Islam moderat yang berkembang di Indonesia, menurut Adnan, terbukti mampu membangun konstruksi antaragama dalam perspektif Negara Kesatuan Republik Indonesia (NKRI), bukan negara Islam meski mayoritas, sekitar 80 persen, penduduk negara ini beragama Islam.
"Kemampuan Indonesia untuk membangun suatu sistem solidaritas antaragama dan suatu sistem perlindungan terhadap minoritas sehingga bisa duduk bersama dan bisa berdialog itu jarang terjadi," kata Adnan di Jakarta, Kamis.
Fakta itulah menurut dia yang membuat banyak negara internasional terinspirasi dan ingin belajar Islam moderat dari Indonesia untuk membangun perdamaian di negara masing-masing.
Adnan mencontohkan, belakangan ini di setiap forum pertemuan internasional ulama, baik yang diselenggarakan NU atau lembaga lain, hampir seluruh perwakilan negara Timur Tengah dan Eropa selalu hadir.
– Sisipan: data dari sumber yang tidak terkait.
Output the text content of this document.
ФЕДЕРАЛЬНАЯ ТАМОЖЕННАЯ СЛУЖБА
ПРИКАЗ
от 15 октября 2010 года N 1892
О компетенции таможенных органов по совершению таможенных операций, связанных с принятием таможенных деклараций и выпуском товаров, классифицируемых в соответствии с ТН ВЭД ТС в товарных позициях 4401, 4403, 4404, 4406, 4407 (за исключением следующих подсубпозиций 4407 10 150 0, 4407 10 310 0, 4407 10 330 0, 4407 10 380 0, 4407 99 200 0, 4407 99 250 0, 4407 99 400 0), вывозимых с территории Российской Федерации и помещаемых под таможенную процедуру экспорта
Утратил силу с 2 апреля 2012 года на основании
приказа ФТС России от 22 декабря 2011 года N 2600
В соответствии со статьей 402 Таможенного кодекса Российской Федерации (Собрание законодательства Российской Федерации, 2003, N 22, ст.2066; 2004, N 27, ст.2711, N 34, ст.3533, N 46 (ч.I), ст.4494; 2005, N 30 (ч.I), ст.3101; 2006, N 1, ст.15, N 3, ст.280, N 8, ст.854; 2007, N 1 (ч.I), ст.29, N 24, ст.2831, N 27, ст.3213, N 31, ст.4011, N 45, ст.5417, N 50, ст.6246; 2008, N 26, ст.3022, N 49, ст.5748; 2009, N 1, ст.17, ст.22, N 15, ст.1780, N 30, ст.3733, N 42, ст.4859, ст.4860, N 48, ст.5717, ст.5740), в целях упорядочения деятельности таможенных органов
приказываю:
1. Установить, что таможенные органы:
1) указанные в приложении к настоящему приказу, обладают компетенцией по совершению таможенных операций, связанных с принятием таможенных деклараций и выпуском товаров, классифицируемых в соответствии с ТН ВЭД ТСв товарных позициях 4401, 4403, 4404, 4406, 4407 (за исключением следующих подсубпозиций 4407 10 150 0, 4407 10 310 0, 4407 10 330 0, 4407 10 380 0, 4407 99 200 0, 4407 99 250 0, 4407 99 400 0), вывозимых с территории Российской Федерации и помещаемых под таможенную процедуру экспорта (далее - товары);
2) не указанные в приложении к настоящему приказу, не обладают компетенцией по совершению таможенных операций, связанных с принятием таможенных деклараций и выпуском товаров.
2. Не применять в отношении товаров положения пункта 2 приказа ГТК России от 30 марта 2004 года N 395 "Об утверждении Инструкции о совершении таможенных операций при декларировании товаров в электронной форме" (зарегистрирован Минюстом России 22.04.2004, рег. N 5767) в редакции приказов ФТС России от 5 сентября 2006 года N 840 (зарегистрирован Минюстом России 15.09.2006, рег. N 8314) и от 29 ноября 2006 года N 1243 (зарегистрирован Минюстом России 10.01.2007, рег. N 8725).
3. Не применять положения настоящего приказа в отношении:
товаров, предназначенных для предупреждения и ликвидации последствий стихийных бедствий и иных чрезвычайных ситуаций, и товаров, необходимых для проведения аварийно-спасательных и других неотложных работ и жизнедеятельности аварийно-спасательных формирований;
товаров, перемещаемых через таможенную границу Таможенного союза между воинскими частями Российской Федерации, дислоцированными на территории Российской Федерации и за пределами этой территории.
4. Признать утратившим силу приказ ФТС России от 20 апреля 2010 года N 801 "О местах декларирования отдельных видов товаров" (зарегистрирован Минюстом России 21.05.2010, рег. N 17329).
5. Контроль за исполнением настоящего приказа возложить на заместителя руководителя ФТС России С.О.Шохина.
"Itu menunjukkan bahwa Indonesia ini luar biasa. Sesuatu yang menurut mereka menarik untuk dipelajari," kata Adnan yang pernah menjabat sebagai Wakil Sekretaris Jenderal PBNU itu.
Bahkan, kata dia, atas permintaan banyak negara di Timur Tengah, NU sudah membuka cabang di beberapa negara seperti Afghanistan, India, dan Pakistan, juga beberapa negara di Afrika Utara.
"Itu fakta bahwa mereka benar-benar ingin meniru Indonesia dalam memelihara kerukunan dan kedamaian hidup bernegara," katanya.
Dikatakannya bahwa Indonesia dengan keragaman yang dimiliki sudah mempraktikkan sebagai negara "darussalam" atau negara yang aman dan itu menjadi modal untuk membangun peradaban.
Oleh karena itu, ia mengimbau kelompok-kelompok radikal untuk tidak terus menerus menyerang dan menyebarkan propaganda negatif di Indonesia, apalagi bermimpi mendirikan negara Islam di negara ini.
"Kalau negara lain saja betah dan mau belajar kepada Indonesia, kenapa justru orang Indonesia sendiri yang mempermasalahkan hal tersebut," kata Adnan.